Find all zeros of the polynomial $2 x^{4}+7 x^{3}-19 x^{2}-14 x+30$, if two of its zeros are $\sqrt{2}$ and $-\sqrt{2}$.
We know that if $x=\alpha$ is a zero of a polynomial, and then $x-\alpha$ is a factor of $f(x)$.
Since $\sqrt{2}$ and $-\sqrt{2}$ are zeros of $f(x)$.
Therefore
$(x+\sqrt{2})(x-\sqrt{2})=x^{2}-(\sqrt{2})^{2}$
$=x^{2}-2$
$x^{2}-2$ is a factor of $f(x)$. Now, we divide $2 x^{4}+7 x^{3}-19 x^{2}-14 x+30$ by $g(x)=x^{2}-2$ to find the zero of $f(x)$.

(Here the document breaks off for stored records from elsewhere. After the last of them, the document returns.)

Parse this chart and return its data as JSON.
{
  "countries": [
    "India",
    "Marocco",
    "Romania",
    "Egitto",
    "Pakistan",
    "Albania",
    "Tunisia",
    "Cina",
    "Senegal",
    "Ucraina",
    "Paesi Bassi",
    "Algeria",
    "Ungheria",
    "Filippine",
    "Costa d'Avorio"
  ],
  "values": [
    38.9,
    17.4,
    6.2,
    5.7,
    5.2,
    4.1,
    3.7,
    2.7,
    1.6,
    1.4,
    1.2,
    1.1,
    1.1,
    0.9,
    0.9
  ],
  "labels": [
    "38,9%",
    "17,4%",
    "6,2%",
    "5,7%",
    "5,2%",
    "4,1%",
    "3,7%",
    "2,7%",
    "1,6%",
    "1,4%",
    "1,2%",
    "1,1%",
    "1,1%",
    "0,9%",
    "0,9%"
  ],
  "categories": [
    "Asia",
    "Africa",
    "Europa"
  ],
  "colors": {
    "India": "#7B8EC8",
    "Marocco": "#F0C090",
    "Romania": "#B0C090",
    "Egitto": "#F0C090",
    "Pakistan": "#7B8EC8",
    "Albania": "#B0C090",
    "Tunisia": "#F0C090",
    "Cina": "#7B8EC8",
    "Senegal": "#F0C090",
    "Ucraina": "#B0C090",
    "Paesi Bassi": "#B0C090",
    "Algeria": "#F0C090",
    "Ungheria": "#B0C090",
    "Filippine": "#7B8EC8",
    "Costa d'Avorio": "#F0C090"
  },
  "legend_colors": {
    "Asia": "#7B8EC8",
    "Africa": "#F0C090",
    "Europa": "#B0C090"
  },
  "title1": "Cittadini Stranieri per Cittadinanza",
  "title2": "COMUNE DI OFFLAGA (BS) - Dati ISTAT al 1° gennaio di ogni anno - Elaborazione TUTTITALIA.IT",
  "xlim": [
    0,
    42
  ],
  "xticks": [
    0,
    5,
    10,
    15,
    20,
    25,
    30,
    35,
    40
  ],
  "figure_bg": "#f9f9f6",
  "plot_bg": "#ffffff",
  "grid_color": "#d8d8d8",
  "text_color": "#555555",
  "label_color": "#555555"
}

By using division algorithm we have $f(x)=g(x) \times q(x)-r(x)$
$2 x^{4}+7 x^{3}-19 x^{2}-14 x+30=\left(x^{2}-2\right)\left(2 x^{2}+7 x-15\right)+0$
$2 x^{4}+7 x^{3}-19 x^{2}-14 x+30=(x+\sqrt{2})(x-\sqrt{2})\left(2 x^{2}+10 x-3 x-15\right)$
$2 x^{4}+7 x^{3}-19 x^{2}-14 x+30=(x+\sqrt{2})(x-\sqrt{2})[2 x(x+5)-3(x+5)]$
$2 x^{4}+7 x^{3}-19 x^{2}-14 x+30=(x+\sqrt{2})(x-\sqrt{2})(2 x-3)(x+5)$
Hence, the zeros of the given polynomial are $-\sqrt{2},+\sqrt{2}, \frac{+3}{2},-5$.